A demographic scaling model for estimating the total number of COVID-19 infections

originally posted on: 26 May 2020 (2020), unpublished


Understanding how widely COVID-19 has spread is critical for examining the pandemic's progression. Despite efforts to carefully monitor the pandemic, the number of confirmed cases may underestimate the total number of infections. We introduce a demographic scaling model to estimate COVID-19 infections using an broadly applicable approach that is based on minimal data requirements: COVID-19 related deaths, infection fatality rates (IFRs), and life tables. As many countries lack reliable estimates of age-specific IFRs, we scale IFRs between countries using remaining life expectancy as a marker to account for differences in age structures, health conditions, and medical services. Across 10 countries with most COVID-19 deaths as of May 13, 2020, the number of infections is estimated to be four [95% prediction interval: 2-11] times higher than the number of confirmed cases. Cross-country variation is high.
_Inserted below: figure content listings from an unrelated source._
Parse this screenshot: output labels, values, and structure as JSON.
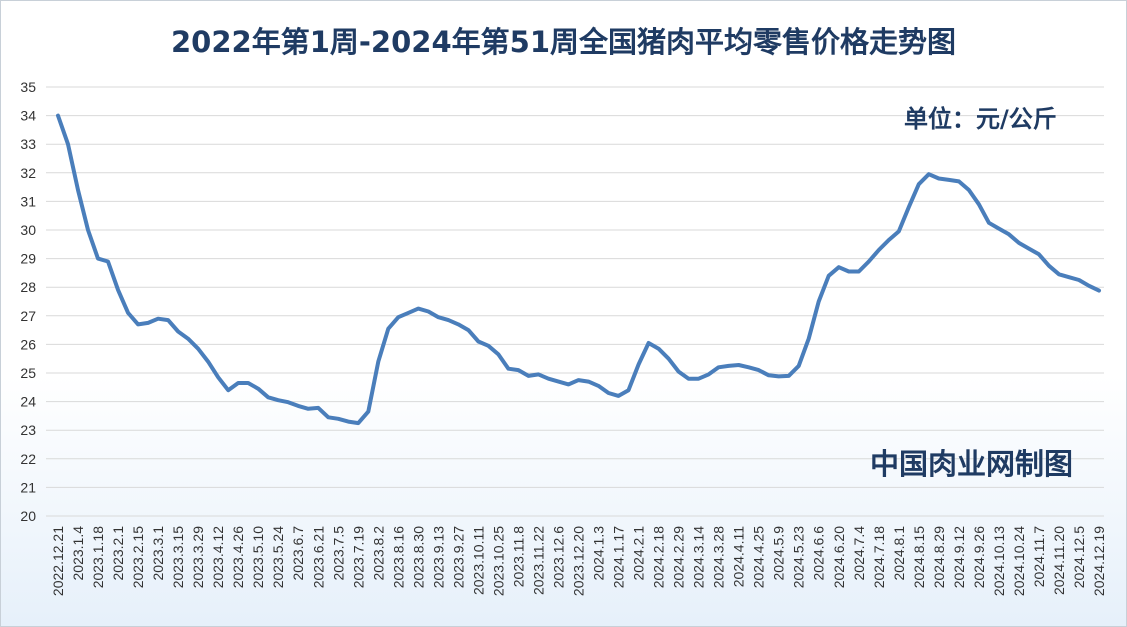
{
  "chart_data": {
    "type": "line",
    "title": "2022年第1周-2024年第51周全国猪肉平均零售价格走势图",
    "unit": "单位：元/公斤",
    "source": "中国肉业网制图",
    "ylim": [
      20,
      35
    ],
    "yticks": [
      20,
      21,
      22,
      23,
      24,
      25,
      26,
      27,
      28,
      29,
      30,
      31,
      32,
      33,
      34,
      35
    ],
    "grid": true,
    "line_color": "#4a7ebb",
    "x_tick_labels": [
      "2022.12.21",
      "2023.1.4",
      "2023.1.18",
      "2023.2.1",
      "2023.2.15",
      "2023.3.1",
      "2023.3.15",
      "2023.3.29",
      "2023.4.12",
      "2023.4.26",
      "2023.5.10",
      "2023.5.24",
      "2023.6.7",
      "2023.6.21",
      "2023.7.5",
      "2023.7.19",
      "2023.8.2",
      "2023.8.16",
      "2023.8.30",
      "2023.9.13",
      "2023.9.27",
      "2023.10.11",
      "2023.10.25",
      "2023.11.8",
      "2023.11.22",
      "2023.12.6",
      "2023.12.20",
      "2024.1.3",
      "2024.1.17",
      "2024.2.1",
      "2024.2.18",
      "2024.2.29",
      "2024.3.14",
      "2024.3.28",
      "2024.4.11",
      "2024.4.25",
      "2024.5.9",
      "2024.5.23",
      "2024.6.6",
      "2024.6.20",
      "2024.7.4",
      "2024.7.18",
      "2024.8.1",
      "2024.8.15",
      "2024.8.29",
      "2024.9.12",
      "2024.9.26",
      "2024.10.13",
      "2024.10.24",
      "2024.11.7",
      "2024.11.20",
      "2024.12.5",
      "2024.12.19"
    ],
    "values": [
      34.0,
      33.0,
      31.4,
      30.0,
      29.0,
      28.9,
      27.9,
      27.1,
      26.7,
      26.75,
      26.9,
      26.85,
      26.45,
      26.2,
      25.85,
      25.4,
      24.85,
      24.4,
      24.65,
      24.65,
      24.45,
      24.15,
      24.05,
      23.98,
      23.85,
      23.75,
      23.78,
      23.45,
      23.4,
      23.3,
      23.25,
      23.65,
      25.4,
      26.55,
      26.95,
      27.1,
      27.25,
      27.15,
      26.95,
      26.85,
      26.7,
      26.5,
      26.1,
      25.95,
      25.65,
      25.15,
      25.1,
      24.9,
      24.95,
      24.8,
      24.7,
      24.6,
      24.75,
      24.7,
      24.55,
      24.3,
      24.2,
      24.4,
      25.3,
      26.05,
      25.85,
      25.5,
      25.05,
      24.8,
      24.8,
      24.95,
      25.2,
      25.25,
      25.28,
      25.2,
      25.1,
      24.92,
      24.88,
      24.9,
      25.25,
      26.2,
      27.5,
      28.4,
      28.7,
      28.55,
      28.55,
      28.9,
      29.3,
      29.65,
      29.95,
      30.8,
      31.6,
      31.95,
      31.8,
      31.75,
      31.7,
      31.4,
      30.9,
      30.25,
      30.05,
      29.85,
      29.55,
      29.35,
      29.15,
      28.75,
      28.45,
      28.35,
      28.25,
      28.05,
      27.88
    ]
  }
}
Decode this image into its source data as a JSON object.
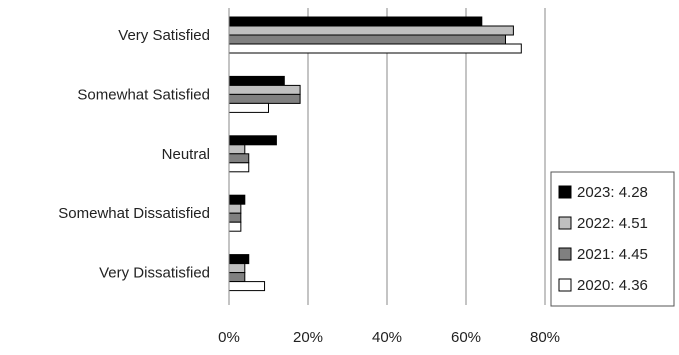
{
  "chart_data": {
    "type": "bar",
    "orientation": "horizontal",
    "categories": [
      "Very Satisfied",
      "Somewhat Satisfied",
      "Neutral",
      "Somewhat Dissatisfied",
      "Very Dissatisfied"
    ],
    "series": [
      {
        "name": "2023: 4.28",
        "color": "#000000",
        "values": [
          64,
          14,
          12,
          4,
          5
        ]
      },
      {
        "name": "2022: 4.51",
        "color": "#c0c0c0",
        "values": [
          72,
          18,
          4,
          3,
          4
        ]
      },
      {
        "name": "2021: 4.45",
        "color": "#808080",
        "values": [
          70,
          18,
          5,
          3,
          4
        ]
      },
      {
        "name": "2020: 4.36",
        "color": "#ffffff",
        "values": [
          74,
          10,
          5,
          3,
          9
        ]
      }
    ],
    "xlim": [
      0,
      80
    ],
    "x_ticks": [
      "0%",
      "20%",
      "40%",
      "60%",
      "80%"
    ],
    "x_tick_values": [
      0,
      20,
      40,
      60,
      80
    ],
    "grid": "vertical",
    "legend_position": "right"
  }
}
The estimated number of infections is 1.4 million (six times the number of confirmed cases) for Italy; 3.1 million (2.2 times the number of confirmed cases) for the U.S.; and 1.8 times the number of confirmed cases for Germany, where testing has been comparatively extensive. Our prevalence estimates, however, are markedly lower than most others based on local seroprevalence studies. We introduce formulas for quantifying the bias that is required in our data on deaths in order to reproduce estimates published elsewhere. This bias analysis shows that either COVID-19 deaths are severely underestimated, by a factor of two or more; or alternatively, the seroprevalence based results are overestimates and not representative for the total population.